Sponsored Project

The IF Project

Kathlyn Horan
Kathlyn Horan
the tattooed hands of an inmate fill out paperwork.

In the United States, there are over 6.8 million people in prison, jail, on probation or parole. That is 1 in every 35 adults. Perhaps even more alarming is that women are the fastest growing segment of the incarcerated population, increasing at nearly double the rate of men since 1985.

In 2008, Seattle police officer Kim Bogucki walked through the gates of the Washington Corrections Center for Women, intent on asking a group of mothers for permission to work with their school-aged daughters in a Girl Scouts Beyond Bars troop for girls with incarcerated parents. On that day, Bogucki asked the mothers a critical question: “If there was something someone could have said or done that would have changed the path that led you here, what would it have been?”

For one of the inmates in particular this question struck a chord. Renata Abramson, a repeat offender serving a nine-year sentence. In the days that followed, Renata took it upon herself to answer that question in writing, and invited her fellow prisoners to do the same. When Bogucki returned to prison a month later, Renata handed her a stack of raw and poignant essays and The IF Project was born.
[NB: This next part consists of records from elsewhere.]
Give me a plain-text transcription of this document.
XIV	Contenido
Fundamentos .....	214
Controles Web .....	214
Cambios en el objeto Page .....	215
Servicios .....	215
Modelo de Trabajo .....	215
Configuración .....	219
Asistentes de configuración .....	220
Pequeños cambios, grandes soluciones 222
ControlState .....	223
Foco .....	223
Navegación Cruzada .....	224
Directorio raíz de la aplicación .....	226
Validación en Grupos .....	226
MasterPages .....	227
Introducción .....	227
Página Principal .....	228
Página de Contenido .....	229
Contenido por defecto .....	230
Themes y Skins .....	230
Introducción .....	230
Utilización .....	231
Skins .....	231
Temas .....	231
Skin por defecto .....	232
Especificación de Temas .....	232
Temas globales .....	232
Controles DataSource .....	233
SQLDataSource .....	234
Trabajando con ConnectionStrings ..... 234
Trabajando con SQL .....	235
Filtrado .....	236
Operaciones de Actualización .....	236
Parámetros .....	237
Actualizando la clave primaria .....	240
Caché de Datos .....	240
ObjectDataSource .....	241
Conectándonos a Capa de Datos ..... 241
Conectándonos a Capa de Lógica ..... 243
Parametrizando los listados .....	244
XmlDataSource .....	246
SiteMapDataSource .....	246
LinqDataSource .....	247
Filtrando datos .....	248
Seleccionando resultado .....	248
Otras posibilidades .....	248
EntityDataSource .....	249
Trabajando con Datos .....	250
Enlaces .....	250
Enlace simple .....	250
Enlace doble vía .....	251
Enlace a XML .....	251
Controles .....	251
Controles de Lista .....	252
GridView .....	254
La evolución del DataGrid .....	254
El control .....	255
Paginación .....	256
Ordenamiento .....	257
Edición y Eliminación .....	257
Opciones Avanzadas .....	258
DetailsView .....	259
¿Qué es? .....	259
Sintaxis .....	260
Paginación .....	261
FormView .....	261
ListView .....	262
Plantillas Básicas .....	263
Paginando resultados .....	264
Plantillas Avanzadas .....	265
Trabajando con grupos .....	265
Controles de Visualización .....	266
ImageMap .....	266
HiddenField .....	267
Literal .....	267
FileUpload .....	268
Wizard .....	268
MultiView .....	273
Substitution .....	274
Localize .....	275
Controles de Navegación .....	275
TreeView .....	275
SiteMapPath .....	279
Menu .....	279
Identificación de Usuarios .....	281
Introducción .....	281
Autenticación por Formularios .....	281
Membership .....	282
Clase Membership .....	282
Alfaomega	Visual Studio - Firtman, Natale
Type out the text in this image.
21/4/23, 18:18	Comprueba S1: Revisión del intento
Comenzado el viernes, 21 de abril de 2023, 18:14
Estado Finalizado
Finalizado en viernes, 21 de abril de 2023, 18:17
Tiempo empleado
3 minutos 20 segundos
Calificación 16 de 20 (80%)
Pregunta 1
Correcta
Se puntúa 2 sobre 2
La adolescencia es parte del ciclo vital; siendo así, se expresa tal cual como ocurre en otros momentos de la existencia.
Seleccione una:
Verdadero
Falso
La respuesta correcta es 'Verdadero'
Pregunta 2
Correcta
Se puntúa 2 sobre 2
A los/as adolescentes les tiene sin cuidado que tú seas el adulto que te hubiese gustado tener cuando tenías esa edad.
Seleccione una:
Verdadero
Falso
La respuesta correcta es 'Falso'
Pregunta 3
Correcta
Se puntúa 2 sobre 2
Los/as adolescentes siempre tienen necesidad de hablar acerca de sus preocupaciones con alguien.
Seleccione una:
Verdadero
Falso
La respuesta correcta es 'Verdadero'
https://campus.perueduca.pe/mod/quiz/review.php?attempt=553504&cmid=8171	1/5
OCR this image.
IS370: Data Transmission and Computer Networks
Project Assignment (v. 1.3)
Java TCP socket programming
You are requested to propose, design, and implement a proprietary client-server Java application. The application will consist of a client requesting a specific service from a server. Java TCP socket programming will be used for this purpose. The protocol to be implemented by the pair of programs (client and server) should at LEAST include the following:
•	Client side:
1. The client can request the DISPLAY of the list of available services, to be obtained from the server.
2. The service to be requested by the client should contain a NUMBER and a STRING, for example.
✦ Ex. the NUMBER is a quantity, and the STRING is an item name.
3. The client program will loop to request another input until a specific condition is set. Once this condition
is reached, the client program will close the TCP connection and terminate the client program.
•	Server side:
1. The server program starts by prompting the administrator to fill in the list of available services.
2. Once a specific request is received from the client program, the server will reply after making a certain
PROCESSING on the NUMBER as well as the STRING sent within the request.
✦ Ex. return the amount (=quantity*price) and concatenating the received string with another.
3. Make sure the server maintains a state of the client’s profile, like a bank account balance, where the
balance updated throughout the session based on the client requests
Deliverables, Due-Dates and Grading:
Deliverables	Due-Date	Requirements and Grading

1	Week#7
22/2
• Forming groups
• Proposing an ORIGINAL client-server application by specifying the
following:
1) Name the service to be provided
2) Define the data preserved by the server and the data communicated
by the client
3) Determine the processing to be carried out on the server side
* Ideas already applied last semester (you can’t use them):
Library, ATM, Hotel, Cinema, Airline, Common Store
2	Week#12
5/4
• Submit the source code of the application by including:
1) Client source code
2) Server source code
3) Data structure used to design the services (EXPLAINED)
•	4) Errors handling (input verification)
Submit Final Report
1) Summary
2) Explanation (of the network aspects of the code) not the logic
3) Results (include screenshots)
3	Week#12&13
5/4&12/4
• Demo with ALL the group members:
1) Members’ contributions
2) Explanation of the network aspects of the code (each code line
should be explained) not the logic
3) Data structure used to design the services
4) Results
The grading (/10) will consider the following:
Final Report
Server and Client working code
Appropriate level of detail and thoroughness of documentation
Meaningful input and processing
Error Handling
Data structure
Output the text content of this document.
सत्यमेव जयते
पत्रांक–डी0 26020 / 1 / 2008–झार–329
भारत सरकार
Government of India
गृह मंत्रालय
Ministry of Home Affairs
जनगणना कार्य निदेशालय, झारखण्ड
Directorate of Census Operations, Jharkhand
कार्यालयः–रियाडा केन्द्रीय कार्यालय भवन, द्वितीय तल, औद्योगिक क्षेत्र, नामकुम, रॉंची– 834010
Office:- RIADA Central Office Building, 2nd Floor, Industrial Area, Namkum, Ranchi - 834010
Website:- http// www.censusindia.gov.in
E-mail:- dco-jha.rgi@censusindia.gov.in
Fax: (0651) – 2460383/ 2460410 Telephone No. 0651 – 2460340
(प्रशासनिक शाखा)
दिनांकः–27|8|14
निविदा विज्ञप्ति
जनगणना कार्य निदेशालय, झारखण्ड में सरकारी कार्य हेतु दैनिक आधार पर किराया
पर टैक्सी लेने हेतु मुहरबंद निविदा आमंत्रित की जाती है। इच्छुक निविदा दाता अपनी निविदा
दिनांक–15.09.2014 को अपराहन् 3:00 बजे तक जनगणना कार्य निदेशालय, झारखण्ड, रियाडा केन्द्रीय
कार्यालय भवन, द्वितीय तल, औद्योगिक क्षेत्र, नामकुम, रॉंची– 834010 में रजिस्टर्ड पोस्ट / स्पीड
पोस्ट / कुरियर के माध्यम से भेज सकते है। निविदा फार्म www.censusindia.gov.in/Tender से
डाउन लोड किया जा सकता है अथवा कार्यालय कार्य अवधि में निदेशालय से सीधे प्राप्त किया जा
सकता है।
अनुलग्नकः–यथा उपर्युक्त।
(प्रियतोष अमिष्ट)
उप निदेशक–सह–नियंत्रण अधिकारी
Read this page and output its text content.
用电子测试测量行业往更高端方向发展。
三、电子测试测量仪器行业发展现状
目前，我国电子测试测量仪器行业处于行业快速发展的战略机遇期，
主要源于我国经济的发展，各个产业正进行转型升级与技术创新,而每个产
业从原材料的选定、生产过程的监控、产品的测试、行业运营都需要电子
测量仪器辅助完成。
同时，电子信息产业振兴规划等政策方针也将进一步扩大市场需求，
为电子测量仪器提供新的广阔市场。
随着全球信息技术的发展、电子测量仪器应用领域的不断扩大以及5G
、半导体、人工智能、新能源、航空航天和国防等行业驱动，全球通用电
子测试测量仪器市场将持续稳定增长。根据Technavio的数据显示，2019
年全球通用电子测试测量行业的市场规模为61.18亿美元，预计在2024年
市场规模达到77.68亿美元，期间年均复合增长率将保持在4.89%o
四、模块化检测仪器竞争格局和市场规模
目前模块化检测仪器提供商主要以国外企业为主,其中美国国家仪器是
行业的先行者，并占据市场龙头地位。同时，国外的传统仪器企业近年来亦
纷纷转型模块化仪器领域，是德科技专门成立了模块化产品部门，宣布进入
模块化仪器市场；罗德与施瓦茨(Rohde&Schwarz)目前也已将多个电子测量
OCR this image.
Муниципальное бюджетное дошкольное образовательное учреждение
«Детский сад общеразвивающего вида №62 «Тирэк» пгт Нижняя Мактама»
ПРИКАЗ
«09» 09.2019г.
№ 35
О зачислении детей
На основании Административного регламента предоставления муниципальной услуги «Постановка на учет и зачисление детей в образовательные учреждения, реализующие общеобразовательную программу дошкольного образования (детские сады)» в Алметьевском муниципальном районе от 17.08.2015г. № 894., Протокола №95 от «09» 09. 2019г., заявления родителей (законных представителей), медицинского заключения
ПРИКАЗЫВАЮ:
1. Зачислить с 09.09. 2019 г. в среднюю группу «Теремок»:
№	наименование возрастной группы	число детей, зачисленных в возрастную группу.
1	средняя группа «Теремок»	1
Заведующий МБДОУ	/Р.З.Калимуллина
The voices that came forth told heartbreaking stories of abject poverty, neglect, drugs, and physical, emotional and sexual abuse. For the first time in many of the women’s lives, the essays gave them a chance to express themselves and be vulnerable without judgment. For the first time, Renata saw that a police officer genuinely cared about her, and about ensuring that her children could avoid the seemingly inevitable road to incarceration. An unlikely relationship between cop and convict was forged.

The “IF Project” is a feature length documentary that follows this extraordinary police officer and four of the women in the program through their journey as they are released, reunited with their families and faced with life on the outside.